Despite the down-home allusions and the kitschy decor, Son of a Gun likes to flirt with elegance. Osetra caviar is available for $120. Finger towels come out after the peel-and-eat shrimp shells have been cleared away. And the chefs have a subtle hand with sauces. Lime sharpens the angles of the pho broth—served with cod and fried shallots instead of beef and vermicelli. An OJ-
yakitori sauce runs along the razor’s edge of sweetness, but it is precisely what’s needed to release the latent fish wallop in the darkly roasted cured salmon collars. However, even the glorious roast chicken jus that bathes the escolar with creamed corn, chanterelles, and truffled pomme purée can’t mask the fact that except for the fish, everything is cold. Good technique demands that your sauté cook and your garnish person work as one.
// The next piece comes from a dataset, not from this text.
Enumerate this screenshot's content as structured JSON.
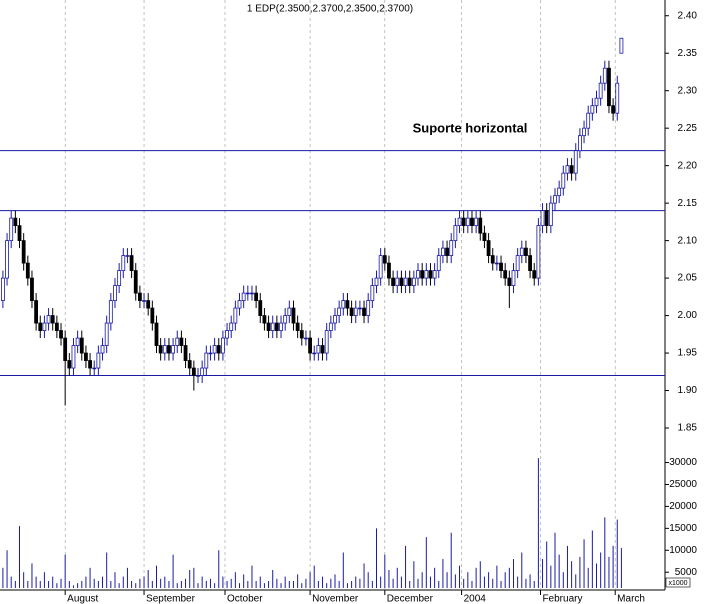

Better thought out is the salad of octopus confit. A kind of marine beef jerky, the flesh is served with plump chickpeas, hand-torn radicchio leaves, and a carrot-and-onion mirepoix, but it is given backbone by the bracing acidity of a chile-red wine vinaigrette. It’s a perfect example of how Shook and Dotolo match their savvily promoted frat boy enthusiasm with straight-up culinary rigor. The blending of the two is part of the excitement that percolates beneath everything they do. Smoked steelhead roe with clouds of maple-infused whipped cream and pumpernickel toast leaves you unsure whether you’re at IHOP or watching a National Geographic special on America’s culinary heritage; still, there’s no doubt that precision is at the dish’s core. If the cream weren’t whipped soft or the toast thin and crisp—indeed, if the toast didn’t have the Nordic bite of pumpernickel—the whole would collapse under its cargo of allusions.

Though the daily fruit pie is good (you can see it through the kitchen’s open door cooling on top of the ice cream maker with its juices oozing down the pie tin), the must-have dessert is a scoop of frozen lime yogurt served with graham cracker crumble on one side of the bowl and toasted meringue coating the other. If key lime pie is the archetype, this one is deconstructed and reverential. The combination of citric acidity (courtesy of Schaner Family Farms), billowy sweetness, and dark sugar crunch that made the pie a classic are all here, but they don’t weigh you down the way traditional key lime pie does.

Cooking by its nature is an emotional enterprise, and creating a sense of place is one of the ways chefs channel those sentiments. Sitting in that cramped room over four visits, sipping Hemingway daiquiris as platters of oysters drifted by, I began to feel like a Tom McGuane character who’d stumbled into an air-conditioned spot after the Fairlane died along the A1A highway. The trucker caps, the fried hominy at Animal—Shook and Dotolo have never hidden their Southern roots. But here Southern cooking is on an equal footing with the French and the Polynesian and all the other elements that infuse the menu. The alligator schnitzel is an embodiment of the chefs’ evolving style, in which the cutlet’s crisp breaded exterior is topped with juicy heart of palm slaw and sweetened with a syrup of Myers’s rum and vanilla. Less renegade and more sincere, it’s a skilled interpretation that salutes where Shook and Dotolo’s road began.